(66d) A Carbon Nanotube Supported Gold Catalyst for the Electroreduction of Carbon Dioxide (CO2)

The electrochemical reduction of carbon dioxide (CO₂) to value added chemicals (such as formic acid, carbon monoxide (CO), ethylene, and ethanol) has been proposed as a potential strategy for the utilization of excess anthropogenic CO₂ emissions.[1, 2] In particular, the electroreduction of CO₂ to CO seems interesting, as CO (either alone or in combination with H₂i.e., syngas) can be used as a platform chemical to produce a variety of hydrocarbons. However, even after a few decades of research, electrochemical systems that can produce CO via the electroreduction of CO₂ at industrially relevant rates (partial current density for CO >150 mA cm^-2) and low overall cell overpotentials (absolute value <1V),[3] remain difficult to develop.

In this presentation, we will report a supported gold (Au) catalyst that exhibits remarkably high activity (partial current density for CO ~158 mA cm^-2) at low cell overpotentials (~-0.94 V), for the electroreduction of CO₂ to CO. The catalyst was synthesized via an in situ chemical reduction of the Au precursor (chloroauric acid) on a polybenzimidazole wrapped carbon nanotube support. The electrochemical characterization was performed in a flow electrolyzer to avoid mass transfer limitations associated with the low solubility of CO₂ in aqueous solutions.[4] Furthermore, we will also discuss the effect of electrolyte composition (concentration and pH) with respect to increasing the activity and lowering the overpotential required for the electroreduction of CO₂ to CO on the supported Au catalyst.

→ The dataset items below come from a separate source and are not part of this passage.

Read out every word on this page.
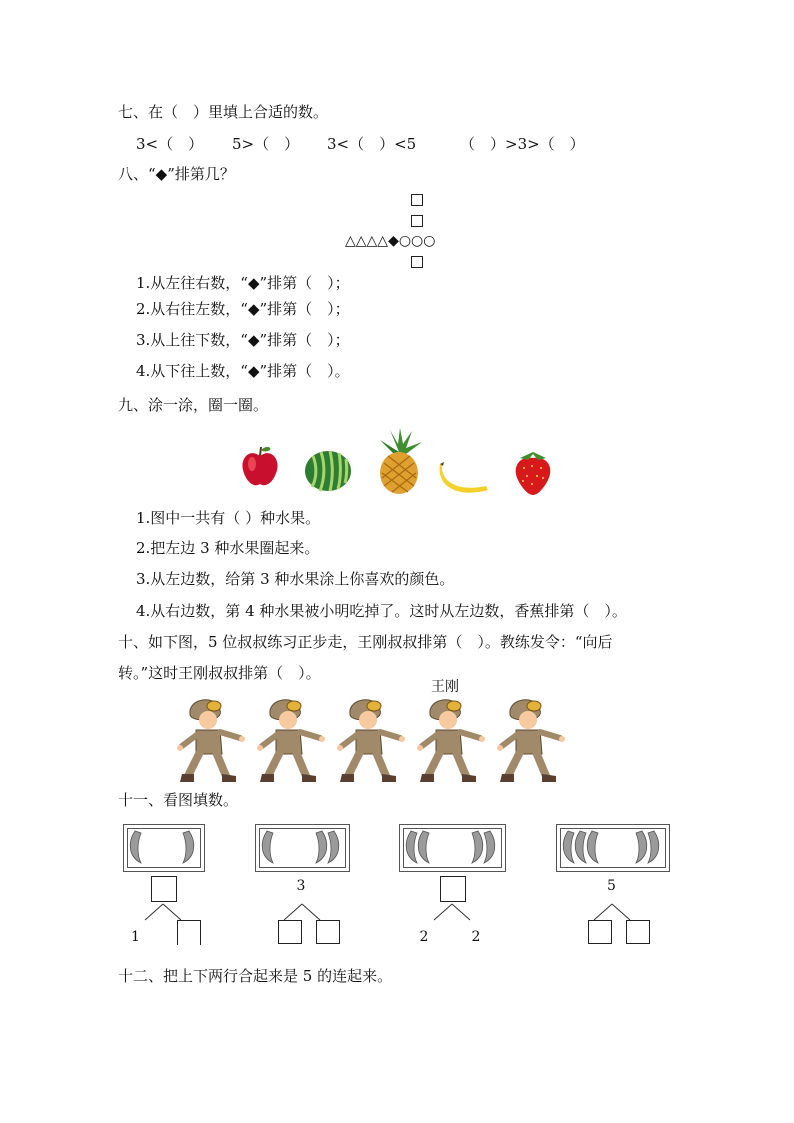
七、在（　）里填上合适的数。
3<（　） 5>（　） 3<（　）<5	（　）>3>（　）
八、“◆”排第几？
△△△△◆○○○
1.从左往右数，“◆”排第（　）；
2.从右往左数，“◆”排第（　）；
3.从上往下数，“◆”排第（　）；
4.从下往上数，“◆”排第（　）。
九、涂一涂，圈一圈。
1.图中一共有（ ）种水果。
2.把左边 3 种水果圈起来。
3.从左边数，给第 3 种水果涂上你喜欢的颜色。
4.从右边数，第 4 种水果被小明吃掉了。这时从左边数，香蕉排第（　）。
十、如下图，5 位叔叔练习正步走，王刚叔叔排第（　）。教练发令：“向后
转。”这时王刚叔叔排第（　）。
王刚
十一、看图填数。
1
3
2	2
5
十二、把上下两行合起来是 5 的连起来。
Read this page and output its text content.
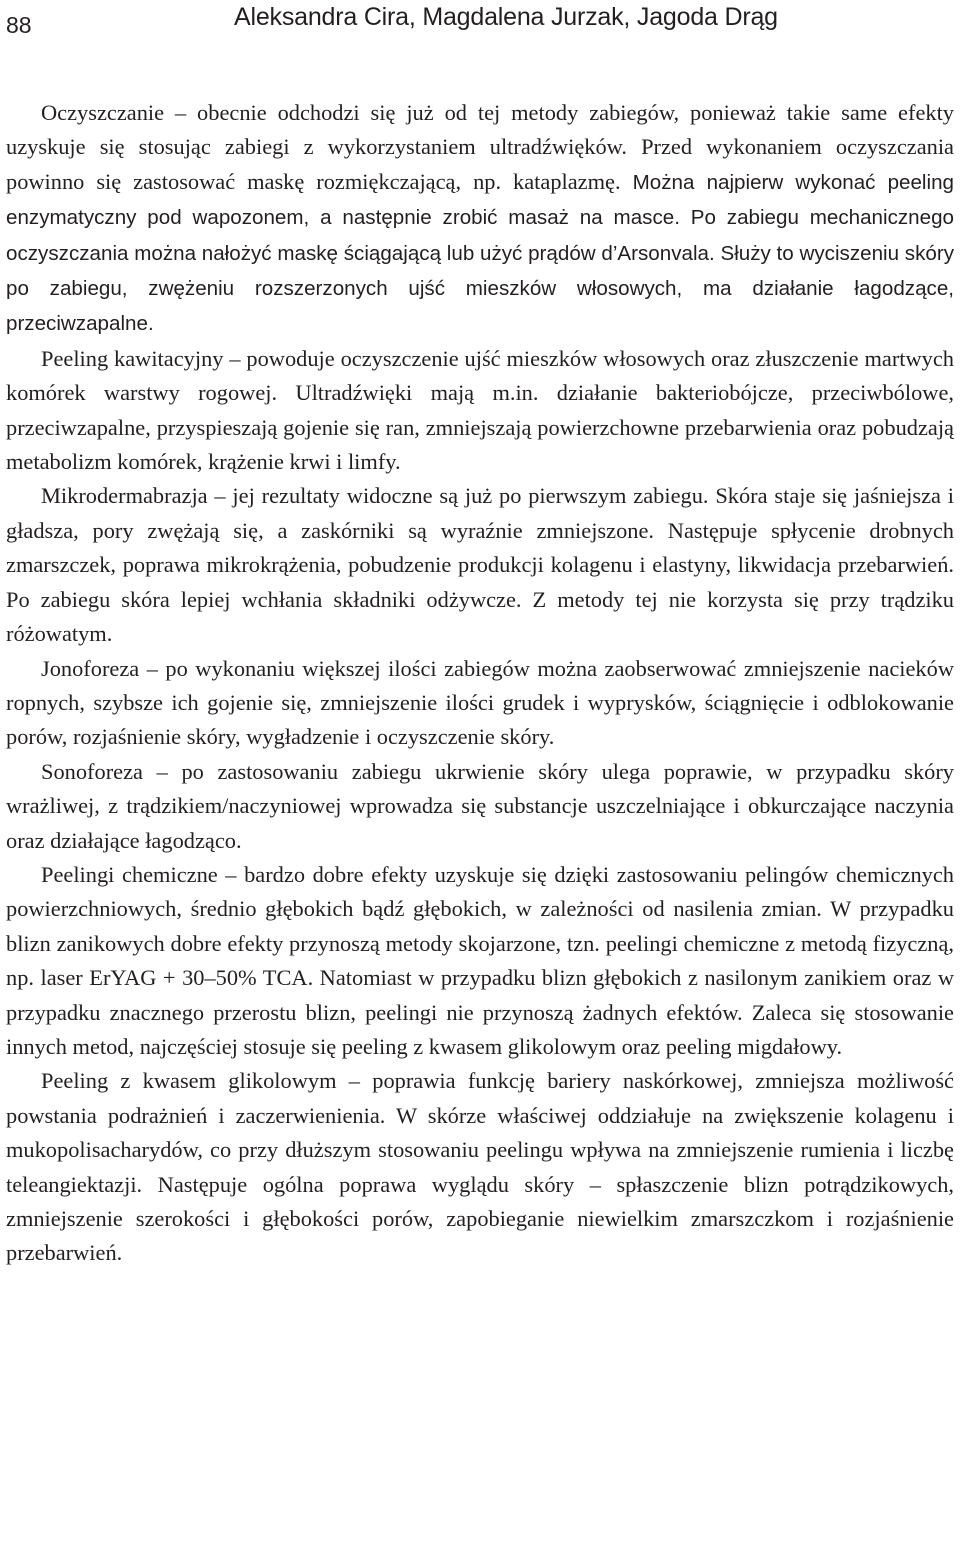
88	Aleksandra Cira, Magdalena Jurzak, Jagoda Drąg

Oczyszczanie – obecnie odchodzi się już od tej metody zabiegów, ponieważ takie same efekty uzyskuje się stosując zabiegi z wykorzystaniem ultradźwięków. Przed wykonaniem oczyszczania powinno się zastosować maskę rozmiękczającą, np. kataplazmę. Można najpierw wykonać peeling enzymatyczny pod wapozonem, a następnie zrobić masaż na masce. Po zabiegu mechanicznego oczyszczania można nałożyć maskę ściągającą lub użyć prądów d’Arsonvala. Służy to wyciszeniu skóry po zabiegu, zwężeniu rozszerzonych ujść mieszków włosowych, ma działanie łagodzące, przeciwzapalne.

Peeling kawitacyjny – powoduje oczyszczenie ujść mieszków włosowych oraz złuszczenie martwych komórek warstwy rogowej. Ultradźwięki mają m.in. działanie bakteriobójcze, przeciwbólowe, przeciwzapalne, przyspieszają gojenie się ran, zmniejszają powierzchowne przebarwienia oraz pobudzają metabolizm komórek, krążenie krwi i limfy.

Mikrodermabrazja – jej rezultaty widoczne są już po pierwszym zabiegu. Skóra staje się jaśniejsza i gładsza, pory zwężają się, a zaskórniki są wyraźnie zmniejszone. Następuje spłycenie drobnych zmarszczek, poprawa mikrokrążenia, pobudzenie produkcji kolagenu i elastyny, likwidacja przebarwień. Po zabiegu skóra lepiej wchłania składniki odżywcze. Z metody tej nie korzysta się przy trądziku różowatym.

Jonoforeza – po wykonaniu większej ilości zabiegów można zaobserwować zmniejszenie nacieków ropnych, szybsze ich gojenie się, zmniejszenie ilości grudek i wyprysków, ściągnięcie i odblokowanie porów, rozjaśnienie skóry, wygładzenie i oczyszczenie skóry.

Sonoforeza – po zastosowaniu zabiegu ukrwienie skóry ulega poprawie, w przypadku skóry wrażliwej, z trądzikiem/naczyniowej wprowadza się substancje uszczelniające i obkurczające naczynia oraz działające łagodząco.

Peelingi chemiczne – bardzo dobre efekty uzyskuje się dzięki zastosowaniu pelingów chemicznych powierzchniowych, średnio głębokich bądź głębokich, w zależności od nasilenia zmian. W przypadku blizn zanikowych dobre efekty przynoszą metody skojarzone, tzn. peelingi chemiczne z metodą fizyczną, np. laser ErYAG + 30–50% TCA. Natomiast w przypadku blizn głębokich z nasilonym zanikiem oraz w przypadku znacznego przerostu blizn, peelingi nie przynoszą żadnych efektów. Zaleca się stosowanie innych metod, najczęściej stosuje się peeling z kwasem glikolowym oraz peeling migdałowy.

Peeling z kwasem glikolowym – poprawia funkcję bariery naskórkowej, zmniejsza możliwość powstania podrażnień i zaczerwienienia. W skórze właściwej oddziałuje na zwiększenie kolagenu i mukopolisacharydów, co przy dłuższym stosowaniu peelingu wpływa na zmniejszenie rumienia i liczbę teleangiektazji. Następuje ogólna poprawa wyglądu skóry – spłaszczenie blizn potrądzikowych, zmniejszenie szerokości i głębokości porów, zapobieganie niewielkim zmarszczkom i rozjaśnienie przebarwień.
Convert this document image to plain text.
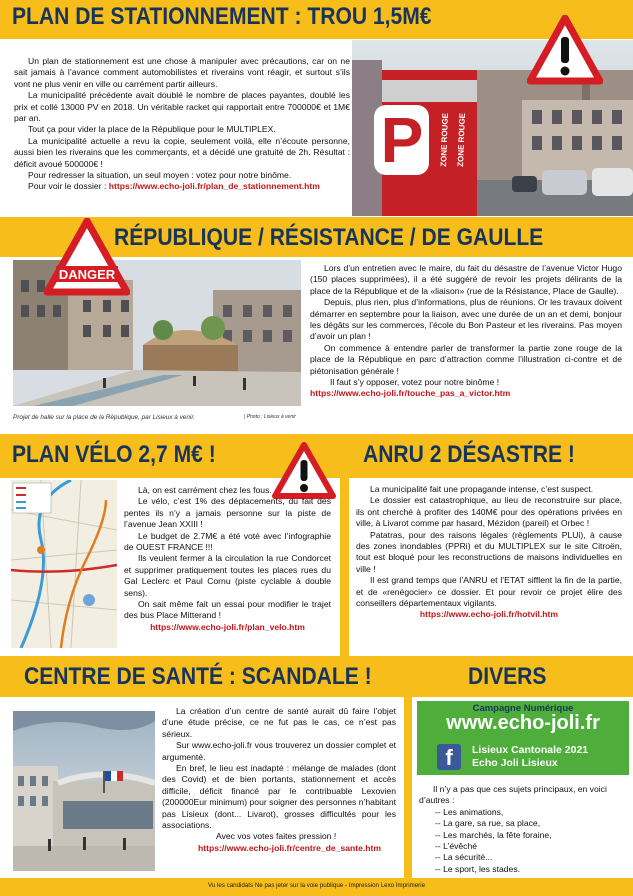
PLAN DE STATIONNEMENT : TROU 1,5M€

Un plan de stationnement est une chose à manipuler avec précautions, car on ne sait jamais à l’avance comment automobilistes et riverains vont réagir, et surtout s’ils vont ne plus venir en ville ou carrément partir ailleurs.

La municipalité précédente avait doublé le nombre de places payantes, doublé les prix et collé 13000 PV en 2018. Un véritable racket qui rapportait entre 700000€ et 1M€ par an.

Tout ça pour vider la place de la République pour le MULTIPLEX.

La municipalité actuelle a revu la copie, seulement voilà, elle n’écoute personne, aussi bien les riverains que les commerçants, et a décidé une gratuité de 2h. Résultat : déficit avoué 500000€ !

Pour redresser la situation, un seul moyen : votez pour notre binôme.

Pour voir le dossier : https://www.echo-joli.fr/plan_de_stationnement.htm

P ZONE ROUGE ZONE ROUGE
RÉPUBLIQUE / RÉSISTANCE / DE GAULLE
DANGER
Projet de halle sur la place de la République, par Lisieux à venir.	| Photo : Lisieux à venir

Lors d’un entretien avec le maire, du fait du désastre de l’avenue Victor Hugo (150 places supprimées), il a été suggéré de revoir les projets délirants de la place de la République et de la «liaison» (rue de la Résistance, Place de Gaulle).

Depuis, plus rien, plus d’informations, plus de réunions. Or les travaux doivent démarrer en septembre pour la liaison, avec une durée de un an et demi, bonjour les dégâts sur les commerces, l’école du Bon Pasteur et les riverains. Pas moyen d’avoir un plan !

On commence à entendre parler de transformer la partie zone rouge de la place de la République en parc d’attraction comme l’illustration ci-contre et de piétonisation générale !

Il faut s’y opposer, votez pour notre binôme !

https://www.echo-joli.fr/touche_pas_a_victor.htm

PLAN VÉLO 2,7 M€ !

Là, on est carrément chez les fous.

Le vélo, c’est 1% des déplacements, du fait des pentes ils n’y a jamais personne sur la piste de l’avenue Jean XXIII !

Le budget de 2.7M€ a été voté avec l’infographie de OUEST FRANCE !!!

Ils veulent fermer à la circulation la rue Condorcet et supprimer pratiquement toutes les places rues du Gal Leclerc et Paul Cornu (piste cyclable à double sens).

On sait même fait un essai pour modifier le trajet des bus Place Mitterand !

https://www.echo-joli.fr/plan_velo.htm

ANRU 2 DÉSASTRE !

La municipalité fait une propagande intense, c’est suspect.

Le dossier est catastrophique, au lieu de reconstruire sur place, ils ont cherché à profiter des 140M€ pour des opérations privées en ville, à Livarot comme par hasard, Mézidon (pareil) et Orbec !

Patatras, pour des raisons légales (règlements PLUi), à cause des zones inondables (PPRi) et du MULTIPLEX sur le site Citroën, tout est bloqué pour les reconstructions de maisons individuelles en ville !

Il est grand temps que l’ANRU et l’ETAT sifflent la fin de la partie, et de «renégocier» ce dossier. Et pour revoir ce projet élire des conseillers départementaux vigilants.

https://www.echo-joli.fr/hotvil.htm

CENTRE DE SANTÉ : SCANDALE !

La création d’un centre de santé aurait dû faire l’objet d’une étude précise, ce ne fut pas le cas, ce n’est pas sérieux.

Sur www.echo-joli.fr vous trouverez un dossier complet et argumenté.

En bref, le lieu est inadapté : mélange de malades (dont des Covid) et de bien portants, stationnement et accès difficile, déficit financé par le contribuable Lexovien (200000Eur minimum) pour soigner des personnes n’habitant pas Lisieux (dont... Livarot), grosses difficultés pour les associations.

Avec vos votes faites pression !

https://www.echo-joli.fr/centre_de_sante.htm

DIVERS
Campagne Numérique
www.echo-joli.fr
f	Lisieux Cantonale 2021
Echo Joli Lisieux

Il n’y a pas que ces sujets principaux, en voici d’autres :

-- Les animations,
-- La gare, sa rue, sa place,
-- Les marchés, la fête foraine,
-- L’évêché
-- La sécurité...
-- Le sport, les stades.
Vu les candidats Ne pas jeter sur la voie publique - Impression Lexo Imprimerie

The mechanistic implications of such a behavior will also be discussed.

References:

[1] A.M. Appel, J.E. Bercaw, A.B. Bocarsly, H. Dobbek, D.L. DuBois, M. Dupuis, J.G. Ferry, E. Fujita, R. Hille, P.J.A. Kenis, C.A. Kerfeld, R.H. Morris, C.H.F. Peden, A.R. Portis, S.W. Ragsdale, T.B. Rauchfuss, J.N.H. Reek, L.C. Seefeldt, R.K. Thauer, G.L. Waldrop, Chem. Rev. 2013, 113, 6621-6658.

[2] H.R.M. Jhong, S. Ma, P.J.A. Kenis, Curr. Opin. Chem. Eng. 2013, 2, 191-199.

[3] S. Verma, B. Kim, H.R.M. Jhong, S. Ma, P.J.A. Kenis, ChemSusChem 2016, 9, 1972-1979.

[4] D.T. Whipple, E.C. Finke, P.J.A. Kenis, Electrochem. Solid-State Lett. 2010, 13, B109-B111.